- Les conjoints de personnes atteintes de démence présentent un risque significativement plus élevé de démence.
- Le risque est 74 % plus élevé chez les femmes et 69 % plus élevé chez les hommes.
- Les mécanismes pouvant expliquer ce lien ne sont pas totalement définis.
Après avoir passé des décennies côte à côte, les couples ont souvent les mêmes routines, les habitudes et... les mêmes maladies. Cet effet miroir peut s’observer avec l’obésité, le diabète ou les maladies cardiovasculaires. La démence fait aussi partie de cette ligne de troubles potentiellement communs, selon une nouvelle étude taïwanaise. Toutefois, les chercheurs estiment que ce lien ne repose pas uniquement sur les modes de vie communs.
Avoir un conjoint touché de démence augmente les risques
Pour cette étude, l’équipe a repris les dossiers de près d'un million de personnes mariées vivant à Taïwan. Les analyses ont révélé que les participants dont les conjoints souffraient de démence, avaient plus de risque de développer le même trouble par rapport à ceux dont les partenaires étaient en bonne santé cognitive. Dans le détail, le risque de déclin cognitif est accru de 74 % chez les femmes et de 69 % chez les hommes.
Les chercheurs précisent que cette association variait selon le contextes familiaux et socio-économiques des conjoints. Pour eux, leurs résultats montrent qu’il est important de porter attention à l’ensemble du ménage lors de l'évaluation du risque de démence ou de la prise en charge d’un patient souffrant de déclin cognitif.

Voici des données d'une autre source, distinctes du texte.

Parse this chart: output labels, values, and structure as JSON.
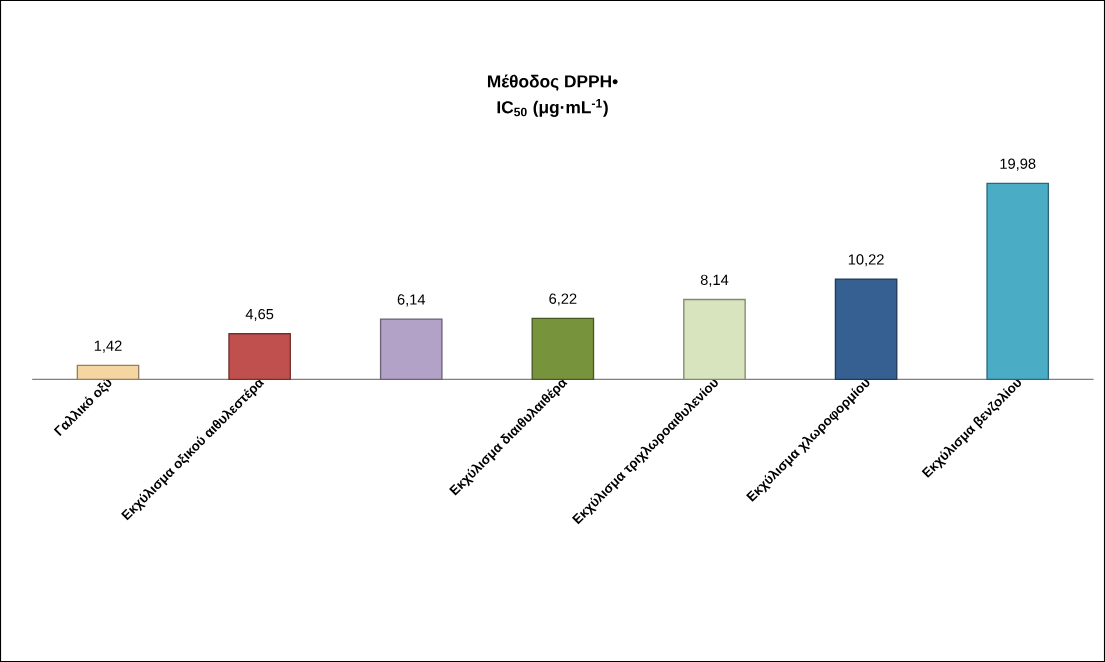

Démence dans le couple : identifier les mécanismes du lien
Est ce que le risque accru est nourri par la vie de couple ? De nombreuses études montrent, en effet, que les époux partagent souvent un profil de santé similaire, en raison de leur mode de vie proche : même alimentation, même logement, même environnement (qualité de l’air), mêmes expériences (études, niveau social, enfants…). Ce qui conduit à partager les mêmes facteurs de risque de démence. Mais cela ne serait pas la seule explication possible au déclin cognitif.
L’étude parue dans JAMA a aussi remarqué que l’association persistait après la prise en compte de nombreux facteurs de risque cardiométaboliques (hypertension artérielle, insulinorésistance) et psychiatriques (tels que la dépression et l'anxiété) chez les deux partenaires. Ce qui conduit les chercheurs à s'interroger sur l'impact du rôle d'aidant sur la santé du conjoint.
"L'association reflète probablement plusieurs facteurs qui se chevauchent, y compris les similitudes entre les partenaires avant le mariage, des décennies de mode de vie partagé et le fardeau de la prise en charge d'un conjoint atteint de démence", a expliqué Dr Chi-Shin Wu, auteur de l’étude, à nos confrères de MedPage Today. "Parce que nous ne pouvions pas étudier les soins (assurés par l’aidant), nos résultats ne doivent pas être interprétés comme montrant qu’ils sont à l'origine de la démence", prévient-il.
Le scientifique et ses collègues aimeraient ainsi que des études futures se concentrent sur l’impact du rôle d’aidant sur la santé cognitive, l'éducation ou encore les facteurs de mode de vie partagées.